The presence of Ter119+ cells during the differentiation of CD4 T cells provides a Th2 bias. A. Purified adult CD4 T cells (10⁶ cells) were activated with anti-CD3 and anti-CD28 Abs for 3 days in the absence (-) or the presence of 1.5 x10⁵ or 3x 10 ⁵ Ter119+ cells from day-7 neonatal spleens. Cells were washed and equal number was restimulated with anti-CD3 Ab alone for 24 h. Levels of IL-2, IFNγ, and IL-4 in supernatant were determined by ELISA. B. CD4 T cells were activated and restimulated as in (A) using 1.5 x10⁵ Ter119+ cells. Relative levels of IL-2, IFNγ and IL-4 mRNA were determined by real time RT-PCR. Fold induction relative to CD4 cells activated in the absence of Ter119 cells is shown. Data shown is representative of two experiments.

Figure 5

Neonate immature erythroid cells produce IL-6 during the co-culture with CD4 T cells.
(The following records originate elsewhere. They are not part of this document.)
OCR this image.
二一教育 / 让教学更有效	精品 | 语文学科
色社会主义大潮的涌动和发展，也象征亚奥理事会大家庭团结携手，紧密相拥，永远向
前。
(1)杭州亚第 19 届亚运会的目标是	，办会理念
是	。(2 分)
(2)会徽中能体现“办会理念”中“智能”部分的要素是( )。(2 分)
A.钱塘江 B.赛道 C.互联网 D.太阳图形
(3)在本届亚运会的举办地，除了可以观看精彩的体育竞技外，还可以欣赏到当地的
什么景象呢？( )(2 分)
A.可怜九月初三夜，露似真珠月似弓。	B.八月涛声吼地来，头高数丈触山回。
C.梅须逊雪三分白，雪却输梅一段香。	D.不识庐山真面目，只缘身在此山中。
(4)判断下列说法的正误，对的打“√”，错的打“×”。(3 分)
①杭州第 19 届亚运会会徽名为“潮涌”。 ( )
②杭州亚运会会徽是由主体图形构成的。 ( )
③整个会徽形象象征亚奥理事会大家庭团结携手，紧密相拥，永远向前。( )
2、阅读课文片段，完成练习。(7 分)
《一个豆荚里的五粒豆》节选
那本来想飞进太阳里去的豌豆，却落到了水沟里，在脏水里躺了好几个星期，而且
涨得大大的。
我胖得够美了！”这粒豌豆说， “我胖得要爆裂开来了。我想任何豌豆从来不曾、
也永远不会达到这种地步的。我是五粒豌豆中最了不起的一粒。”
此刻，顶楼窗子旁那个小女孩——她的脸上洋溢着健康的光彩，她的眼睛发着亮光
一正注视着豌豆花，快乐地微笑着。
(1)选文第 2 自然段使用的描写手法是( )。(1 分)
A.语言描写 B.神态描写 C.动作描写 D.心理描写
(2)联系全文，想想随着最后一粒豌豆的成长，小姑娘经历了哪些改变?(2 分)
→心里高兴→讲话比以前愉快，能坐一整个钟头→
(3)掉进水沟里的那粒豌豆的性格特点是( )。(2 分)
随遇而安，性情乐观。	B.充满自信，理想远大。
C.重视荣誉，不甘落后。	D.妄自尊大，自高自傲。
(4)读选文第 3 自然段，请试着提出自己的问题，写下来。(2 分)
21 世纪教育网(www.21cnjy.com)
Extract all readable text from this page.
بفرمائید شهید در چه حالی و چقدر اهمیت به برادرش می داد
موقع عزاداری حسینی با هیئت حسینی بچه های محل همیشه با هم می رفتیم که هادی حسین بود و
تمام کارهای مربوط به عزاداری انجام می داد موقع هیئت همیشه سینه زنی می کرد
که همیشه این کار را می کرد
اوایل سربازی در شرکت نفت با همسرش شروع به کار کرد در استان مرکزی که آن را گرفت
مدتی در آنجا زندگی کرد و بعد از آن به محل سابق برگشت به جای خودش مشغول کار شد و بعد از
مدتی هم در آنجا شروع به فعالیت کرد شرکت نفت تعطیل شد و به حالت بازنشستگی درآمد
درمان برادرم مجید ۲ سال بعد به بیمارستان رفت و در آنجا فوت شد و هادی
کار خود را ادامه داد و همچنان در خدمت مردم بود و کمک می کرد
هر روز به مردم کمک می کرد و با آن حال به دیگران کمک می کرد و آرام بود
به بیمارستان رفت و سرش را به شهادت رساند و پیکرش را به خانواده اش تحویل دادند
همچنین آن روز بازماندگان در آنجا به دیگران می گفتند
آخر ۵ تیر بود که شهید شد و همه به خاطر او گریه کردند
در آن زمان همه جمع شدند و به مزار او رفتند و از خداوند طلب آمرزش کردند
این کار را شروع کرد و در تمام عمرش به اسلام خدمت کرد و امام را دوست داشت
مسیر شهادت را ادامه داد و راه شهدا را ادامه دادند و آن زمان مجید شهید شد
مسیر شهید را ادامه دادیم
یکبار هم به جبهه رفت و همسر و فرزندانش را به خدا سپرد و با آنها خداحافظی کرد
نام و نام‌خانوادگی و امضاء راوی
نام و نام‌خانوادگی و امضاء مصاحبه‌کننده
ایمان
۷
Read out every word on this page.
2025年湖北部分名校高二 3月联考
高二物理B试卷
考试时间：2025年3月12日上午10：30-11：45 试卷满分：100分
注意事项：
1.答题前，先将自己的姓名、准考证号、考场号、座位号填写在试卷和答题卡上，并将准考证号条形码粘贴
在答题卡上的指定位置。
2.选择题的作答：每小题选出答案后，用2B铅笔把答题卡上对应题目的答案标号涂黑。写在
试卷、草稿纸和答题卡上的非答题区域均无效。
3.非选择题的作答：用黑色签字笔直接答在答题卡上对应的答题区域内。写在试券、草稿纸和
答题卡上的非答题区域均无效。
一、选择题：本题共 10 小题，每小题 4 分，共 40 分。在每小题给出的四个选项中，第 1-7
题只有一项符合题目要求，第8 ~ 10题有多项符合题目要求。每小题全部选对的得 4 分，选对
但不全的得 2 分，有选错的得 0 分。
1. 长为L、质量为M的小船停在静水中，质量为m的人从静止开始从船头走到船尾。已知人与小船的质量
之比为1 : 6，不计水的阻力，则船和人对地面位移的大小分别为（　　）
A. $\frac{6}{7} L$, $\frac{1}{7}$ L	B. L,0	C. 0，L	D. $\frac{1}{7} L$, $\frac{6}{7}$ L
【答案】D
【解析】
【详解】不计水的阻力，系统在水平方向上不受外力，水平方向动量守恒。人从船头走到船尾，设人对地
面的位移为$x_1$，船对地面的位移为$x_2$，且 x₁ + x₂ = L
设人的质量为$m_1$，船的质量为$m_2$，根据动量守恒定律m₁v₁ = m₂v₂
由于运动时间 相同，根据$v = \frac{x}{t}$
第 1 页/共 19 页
A. Relative IL-4 mRNA levels in adult CD4 T cells activated with anti-CD3 and anti-CD28 Abs in the absence (-) or presence (Ter119) of day-7 neonatal spleen Ter119+ cells (3x10⁵) for 3 days, determined by real time RT-PCR. B. Purified adult CD4 T cells were activated with anti-CD3 and anti-CD28 Abs in the absence (-) or presence of the indicated number of neonatal spleen Ter119+ cells for 2 or 3 days and IL-6 production in the supernatant was determined by ELISA. C. Day-6 neonatal spleen Ter119+ cells were incubated in medium alone. Purified adult CD4 T cells were activated with anti-CD3 and anti-CD28 Abs. After 24 h, relative levels of IL-6 mRNA (left panel) in both cultures were determined by real time RT-PCR, and IL-6 production in the culture supernatants (right panel) was determined by ELISA. D. Adult WT CD4 T cells were activated with anti-CD3 and anti-CD28 Abs in the presence of Ter119+ cells isolated from WT (WT Ter119) or IL-6 KO (KO Ter119) day 6-neonates. After 24 h, relative levels of IL-6 mRNA (left panel) in both co-cultures were determined by real time RT-PCR, and IL-6 production in the co-culture supernatants (right panel) was determined by ELISA. E. Adult CD4 T cells were activated in the absence (-) and presence of Ter119+ cells isolated from WT or IL-6 KO neonates for three days. Cells were washed and restimulated with anti-CD3 for 24 h and the relative IL-4 mRNA levels were determined by real time RT-PCR. Data shown is the mean of duplicate wells for each assay performed.